Meyer is slated to head back to MIT the week of Aug. 21 with three years of eligibility. The school in Cambridge, Mass., did not have athletics in 2020-21 so all athletes in the Class of 2024 were granted an extra year.
His options down the road include staying at MIT (a member of the NCAA Division III New England Women’s and Men’s Athletic Conference aka NEWMAC) and pursuing a masters degree or moving to a higher level.
“If I get better at baseball — and my trajectory is looking good so far — maybe I’ll be able to make a grad transfer to some sweet D-I program?”
Born and raised in Indianapolis and growing up in the Meridian-Kessler area, Meyer played at Broad Ripple Haverford Little League through his 12U season then was in travel ball with the Titans at 13U then with Indiana Primetime Baseball. Quentin Brown was head coach his 16U and 17U summers.
Meyer owes a debt of gratitude to Brown, who was his hitting coach for three years.
“He really just taught me to love the game,” says Meyer of Brown (now a hitting instructor in the Pittsburgh Pirates system). “I learned how to work at it and figure it out, loving the process. Not every swing is going to be great. It’s about improving day to day and pitch to pitch.
“He allowed me to come into my own, build myself up with my tools and personal attributes and just allowed me to learn about the game.”
A 2020 graduate of Brebeuf Jesuit Preparatory School in Indianapolis, Meyer was on the freshman team in 2017 and junior varsity team in 2018 and came up to varsity in 2019. The COVID-19 pandemic took away the 2020 season.
Jeremy Sassanella led the Braves program as head coach Meyer’s first two years at Brebeuf, followed by Jeff Scott.

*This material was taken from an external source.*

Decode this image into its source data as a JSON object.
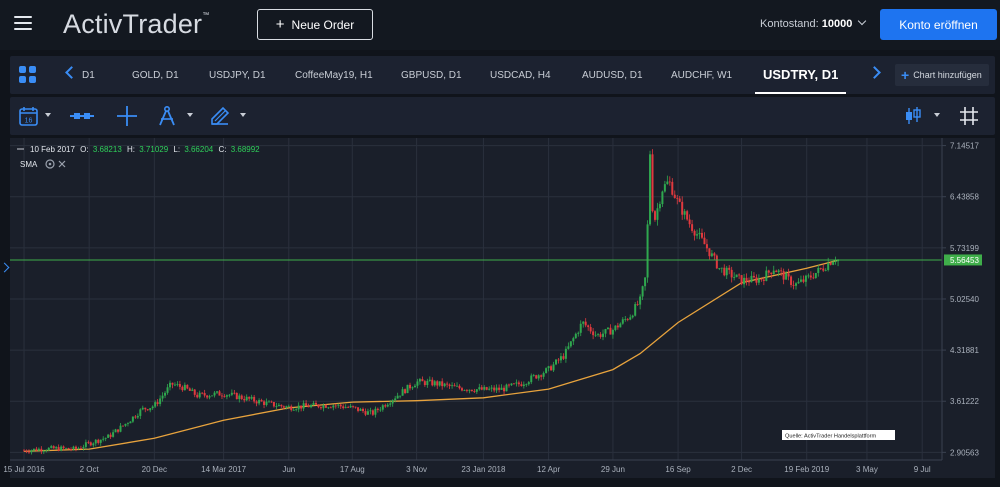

“(Sassanella) taught me about having a routine,” says Meyer. “He was the first coach to really instill the importance of having a routine with your throwing and having a healthy arm. That was one of the thing he always preach to us — that and playing hard. He was very adamant on us always giving 100 percent.
“(Coach Scott) loved his players. I text him fairly frequently. He’s a really great friend. He has really genuinely cared about me as a person and my progression as a baseball player.”
Meyer describes his arm slot.
“It’s not quite over the top and it’s not quite three-quarter,” says Meyer. “It’s a bit of a hybrid — so 5/8 or something.”
Throwing from an high three-quarter arm slot, Meyer employs a
four-seam fastball (which has been clocked at 89 mph), slider, “slurvy” curveball and change-up.
The 2022 College Summer League at Grand Park in Westfield, Ind., sees Meyer with the Local Legends.
In the summer of 2020, he did not play while working an internship with IU Health in Decision & Support Analytics. He did throw some PlyoCare balls and some bodyweight movements. He was with the CSL’s Tropics in 2021.
Karl, who attended Immaculate Heart of Mary School through seventh grade transferred to The Oaks Academy for eighth grade, is the son of Joseph Meyer and Dr. Angela Carbone. His father is an administrator for Indiana University Health. His mother is a professor in the IU School of Medicine.
Karl has three sisters — Cathedral High School in Indianapolis and college graduates Teresa and Kathleen are older. Youngest child Caroline will be a Brebeuf senior in the fall.